– Это старая карга из горсовета Эдинбурга, та, что разорялась в новостях на счет непристойностей, которые творятся на фестивале, – напомнил Биррелл. Я знал, что ее где-то видел. – Она завернула грант Комитета по физкультуре для нашего боксерского клуба.
Они смотрят на нас и рады видеть своих сограждан и земляков почти так же, как вы бы обрадовались засорившемуся сортиру, встав с чудовищного бодуна. Хорст подскочил с двумя мордатыми охранниками.
– Ваше присутствие нежелательно! Покиньте помещение! – заорал он.
– Здорова-корова, мы ж еще десерт не съели, – засмеялся Голли. – Нормальные землячки! – рявкнул он на весь зал и поднял большие пальцы.
Рожа у щеголеватого мигом перекосилась. Весь лоск пиаровский как корова языком слизала.
– Уходите, или мы сейчас же вызовем полицию! – раскомандовался Хорст.
Кому понравится, когда с вами разговаривают в таком тоне, грубить незнакомым людям вообще непростительно, особенно если и места, и жрачки на всех вроде хватит, но у упырей все козыри на руках.
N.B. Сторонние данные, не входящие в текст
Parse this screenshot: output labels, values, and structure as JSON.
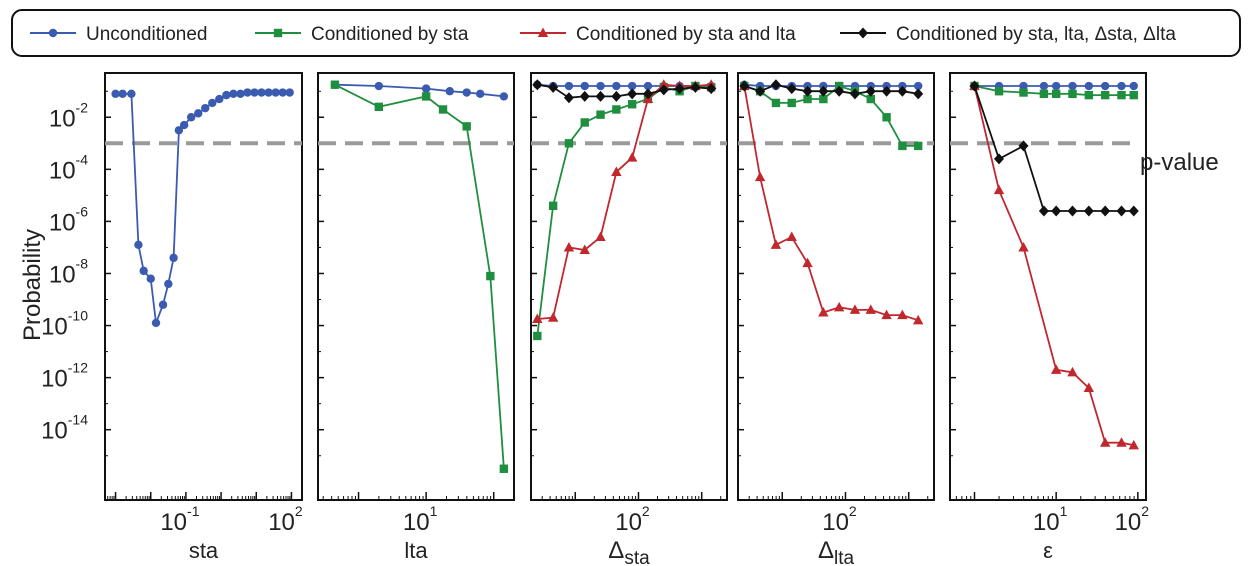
{
  "colors": {
    "unconditioned": "#3a5bb0",
    "sta": "#1f8f3f",
    "sta_lta": "#c0282e",
    "all": "#111111",
    "pvalue": "#9a9a9a"
  },
  "legend": {
    "items": [
      {
        "label": "Unconditioned",
        "series": "unconditioned",
        "marker": "circle"
      },
      {
        "label": "Conditioned by sta",
        "series": "sta",
        "marker": "square"
      },
      {
        "label": "Conditioned by sta and lta",
        "series": "sta_lta",
        "marker": "triangle"
      },
      {
        "label": "Conditioned by sta, lta, Δsta, Δlta",
        "series": "all",
        "marker": "diamond"
      }
    ]
  },
  "ylabel": "Probability",
  "pvalue_label": "p-value",
  "y_ticks": [
    {
      "exp": -2,
      "label": "10",
      "sup": "-2"
    },
    {
      "exp": -4,
      "label": "10",
      "sup": "-4"
    },
    {
      "exp": -6,
      "label": "10",
      "sup": "-6"
    },
    {
      "exp": -8,
      "label": "10",
      "sup": "-8"
    },
    {
      "exp": -10,
      "label": "10",
      "sup": "-10"
    },
    {
      "exp": -12,
      "label": "10",
      "sup": "-12"
    },
    {
      "exp": -14,
      "label": "10",
      "sup": "-14"
    }
  ],
  "chart_data": [
    {
      "type": "line",
      "xlabel": "sta",
      "xlabel_sub": "",
      "xscale": "log",
      "yscale": "log",
      "ylim_exp": [
        -16.7,
        -0.3
      ],
      "xlim_exp": [
        -3.3,
        2.3
      ],
      "xticks": [
        {
          "exp": -1,
          "label": "10",
          "sup": "-1"
        },
        {
          "exp": 2,
          "label": "10",
          "sup": "2"
        }
      ],
      "pvalue": 0.001,
      "series": [
        {
          "key": "unconditioned",
          "x_exp": [
            -3.0,
            -2.8,
            -2.55,
            -2.35,
            -2.2,
            -2.0,
            -1.85,
            -1.65,
            -1.5,
            -1.35,
            -1.2,
            -1.05,
            -0.85,
            -0.65,
            -0.45,
            -0.25,
            -0.05,
            0.15,
            0.35,
            0.55,
            0.75,
            0.95,
            1.15,
            1.35,
            1.55,
            1.75,
            1.95
          ],
          "y_exp": [
            -1.1,
            -1.1,
            -1.1,
            -6.9,
            -7.9,
            -8.2,
            -9.9,
            -9.2,
            -8.4,
            -7.4,
            -2.5,
            -2.3,
            -2.0,
            -1.85,
            -1.65,
            -1.45,
            -1.3,
            -1.15,
            -1.1,
            -1.1,
            -1.05,
            -1.05,
            -1.05,
            -1.05,
            -1.05,
            -1.05,
            -1.05
          ]
        }
      ]
    },
    {
      "type": "line",
      "xlabel": "lta",
      "xlabel_sub": "",
      "xscale": "log",
      "yscale": "log",
      "ylim_exp": [
        -16.7,
        -0.3
      ],
      "xlim_exp": [
        -0.6,
        2.3
      ],
      "xticks": [
        {
          "exp": 1,
          "label": "10",
          "sup": "1"
        }
      ],
      "pvalue": 0.001,
      "series": [
        {
          "key": "unconditioned",
          "x_exp": [
            -0.35,
            0.3,
            1.0,
            1.35,
            1.6,
            1.8,
            2.15
          ],
          "y_exp": [
            -0.75,
            -0.8,
            -0.9,
            -1.0,
            -1.05,
            -1.1,
            -1.2
          ]
        },
        {
          "key": "sta",
          "x_exp": [
            -0.35,
            0.3,
            1.0,
            1.25,
            1.6,
            1.95,
            2.15
          ],
          "y_exp": [
            -0.75,
            -1.6,
            -1.2,
            -1.7,
            -2.35,
            -8.1,
            -15.5
          ]
        }
      ]
    },
    {
      "type": "line",
      "xlabel": "Δ",
      "xlabel_sub": "sta",
      "xscale": "log",
      "yscale": "log",
      "ylim_exp": [
        -16.7,
        -0.3
      ],
      "xlim_exp": [
        0.3,
        3.4
      ],
      "xticks": [
        {
          "exp": 2,
          "label": "10",
          "sup": "2"
        }
      ],
      "pvalue": 0.001,
      "series": [
        {
          "key": "unconditioned",
          "x_exp": [
            0.4,
            0.65,
            0.9,
            1.15,
            1.4,
            1.65,
            1.9,
            2.15,
            2.4,
            2.65,
            2.9,
            3.15
          ],
          "y_exp": [
            -0.75,
            -0.8,
            -0.8,
            -0.8,
            -0.8,
            -0.8,
            -0.8,
            -0.8,
            -0.8,
            -0.8,
            -0.8,
            -0.8
          ]
        },
        {
          "key": "sta",
          "x_exp": [
            0.4,
            0.65,
            0.9,
            1.15,
            1.4,
            1.65,
            1.9,
            2.15,
            2.4,
            2.65,
            2.9,
            3.15
          ],
          "y_exp": [
            -10.4,
            -5.4,
            -3.0,
            -2.2,
            -1.9,
            -1.7,
            -1.5,
            -1.3,
            -0.85,
            -1.0,
            -0.8,
            -0.85
          ]
        },
        {
          "key": "sta_lta",
          "x_exp": [
            0.4,
            0.65,
            0.9,
            1.15,
            1.4,
            1.65,
            1.9,
            2.15,
            2.4,
            2.65,
            2.9,
            3.15
          ],
          "y_exp": [
            -9.75,
            -9.7,
            -7.0,
            -7.1,
            -6.6,
            -4.1,
            -3.55,
            -1.3,
            -0.75,
            -0.8,
            -0.8,
            -0.75
          ]
        },
        {
          "key": "all",
          "x_exp": [
            0.4,
            0.65,
            0.9,
            1.15,
            1.4,
            1.65,
            1.9,
            2.15,
            2.4,
            2.65,
            2.9,
            3.15
          ],
          "y_exp": [
            -0.75,
            -0.85,
            -1.25,
            -1.2,
            -1.2,
            -1.2,
            -1.1,
            -1.1,
            -0.95,
            -0.9,
            -0.85,
            -0.9
          ]
        }
      ]
    },
    {
      "type": "line",
      "xlabel": "Δ",
      "xlabel_sub": "lta",
      "xscale": "log",
      "yscale": "log",
      "ylim_exp": [
        -16.7,
        -0.3
      ],
      "xlim_exp": [
        0.3,
        3.4
      ],
      "xticks": [
        {
          "exp": 2,
          "label": "10",
          "sup": "2"
        }
      ],
      "pvalue": 0.001,
      "series": [
        {
          "key": "unconditioned",
          "x_exp": [
            0.4,
            0.65,
            0.9,
            1.15,
            1.4,
            1.65,
            1.9,
            2.15,
            2.4,
            2.65,
            2.9,
            3.15
          ],
          "y_exp": [
            -0.75,
            -0.8,
            -0.8,
            -0.8,
            -0.8,
            -0.8,
            -0.8,
            -0.8,
            -0.8,
            -0.8,
            -0.8,
            -0.8
          ]
        },
        {
          "key": "sta",
          "x_exp": [
            0.4,
            0.65,
            0.9,
            1.15,
            1.4,
            1.65,
            1.9,
            2.15,
            2.4,
            2.65,
            2.9,
            3.15
          ],
          "y_exp": [
            -0.8,
            -1.0,
            -1.45,
            -1.45,
            -1.3,
            -1.3,
            -0.8,
            -1.0,
            -1.3,
            -2.0,
            -3.1,
            -3.1
          ]
        },
        {
          "key": "sta_lta",
          "x_exp": [
            0.4,
            0.65,
            0.9,
            1.15,
            1.4,
            1.65,
            1.9,
            2.15,
            2.4,
            2.65,
            2.9,
            3.15
          ],
          "y_exp": [
            -0.8,
            -4.3,
            -6.9,
            -6.6,
            -7.6,
            -9.5,
            -9.3,
            -9.4,
            -9.4,
            -9.6,
            -9.6,
            -9.8
          ]
        },
        {
          "key": "all",
          "x_exp": [
            0.4,
            0.65,
            0.9,
            1.15,
            1.4,
            1.65,
            1.9,
            2.15,
            2.4,
            2.65,
            2.9,
            3.15
          ],
          "y_exp": [
            -0.8,
            -1.0,
            -0.75,
            -0.9,
            -1.0,
            -1.0,
            -1.0,
            -1.1,
            -1.0,
            -1.0,
            -1.0,
            -1.1
          ]
        }
      ]
    },
    {
      "type": "line",
      "xlabel": "ε",
      "xlabel_sub": "",
      "xscale": "log",
      "yscale": "log",
      "ylim_exp": [
        -16.7,
        -0.3
      ],
      "xlim_exp": [
        -0.3,
        2.1
      ],
      "xticks": [
        {
          "exp": 1,
          "label": "10",
          "sup": "1"
        },
        {
          "exp": 2,
          "label": "10",
          "sup": "2"
        }
      ],
      "pvalue": 0.001,
      "series": [
        {
          "key": "unconditioned",
          "x_exp": [
            0.0,
            0.3,
            0.6,
            0.85,
            1.0,
            1.2,
            1.4,
            1.6,
            1.8,
            1.95
          ],
          "y_exp": [
            -0.8,
            -0.8,
            -0.8,
            -0.8,
            -0.8,
            -0.8,
            -0.8,
            -0.8,
            -0.8,
            -0.8
          ]
        },
        {
          "key": "sta",
          "x_exp": [
            0.0,
            0.3,
            0.6,
            0.85,
            1.0,
            1.2,
            1.4,
            1.6,
            1.8,
            1.95
          ],
          "y_exp": [
            -0.8,
            -1.0,
            -1.05,
            -1.1,
            -1.1,
            -1.1,
            -1.15,
            -1.15,
            -1.15,
            -1.15
          ]
        },
        {
          "key": "sta_lta",
          "x_exp": [
            0.0,
            0.3,
            0.6,
            1.0,
            1.2,
            1.4,
            1.6,
            1.8,
            1.95
          ],
          "y_exp": [
            -0.8,
            -4.8,
            -7.0,
            -11.7,
            -11.8,
            -12.4,
            -14.5,
            -14.5,
            -14.6
          ]
        },
        {
          "key": "all",
          "x_exp": [
            0.0,
            0.3,
            0.6,
            0.85,
            1.0,
            1.2,
            1.4,
            1.6,
            1.8,
            1.95
          ],
          "y_exp": [
            -0.8,
            -3.6,
            -3.1,
            -5.6,
            -5.6,
            -5.6,
            -5.6,
            -5.6,
            -5.6,
            -5.6
          ]
        }
      ]
    }
  ]
}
– Вот вы как, ну, хуй ли тут, – говорю. – Пойдем, пацаны.
Мы встали, Голли набил напоследок рот, и пошли. Терри посмотрел на одного отдыхающего, который давился от тихого смеха, отчего глаза у него выпучивались.
– Давай так, – ухмыльнулся Терри, скривив губы и потряхивая бедрами, – я и ты, фриц поганый. На выход. Пшел!
Я схватил его за руку и потащил к двери, надрывая живот от его пантомимы:
– Пошли, Терри, харе охуевать!
Немцы смущенно так смотрят, не хотят, видно, здесь затевать, но меня волнует полиция. Мстительной старой козе из горсовета доставит особое удовольствие посмотреть, как копы вяжут гопников, но, с другой стороны, если происшествие попадет в газеты, будет плохая реклама для города, так что хоть с этой стороны мы децл прикрыты. Если только никто не взбрыкнет, конечно.
Мы выходим, Терри движется вызывающе медленно, пренебрегая опасностью немецкого нападения. У двери он обернулся и крикнул на весь зал:
– «Си-си-эс»!
На публику работает, орел. На футбик Терри и сам уже давно не ходит, не то чтоб с братвой. Что он там крикнул – никому не понятно, ну и выяснять никто не стал. Он еще раз обернулся и счастливый, что смельчаков не оказалось, скрылся за дверью.
Уже на выходе эта каракатица из горсовета, Мораг Бэннон-Стюарт, говорит:
– Вы позорите Эдинбург!
– Давай, сучка козырная, соси хуй, – проскрежетал Голли, к ее ужасу и возмущению, и мы выкатились на улицу, довольные и негодующие одновременно.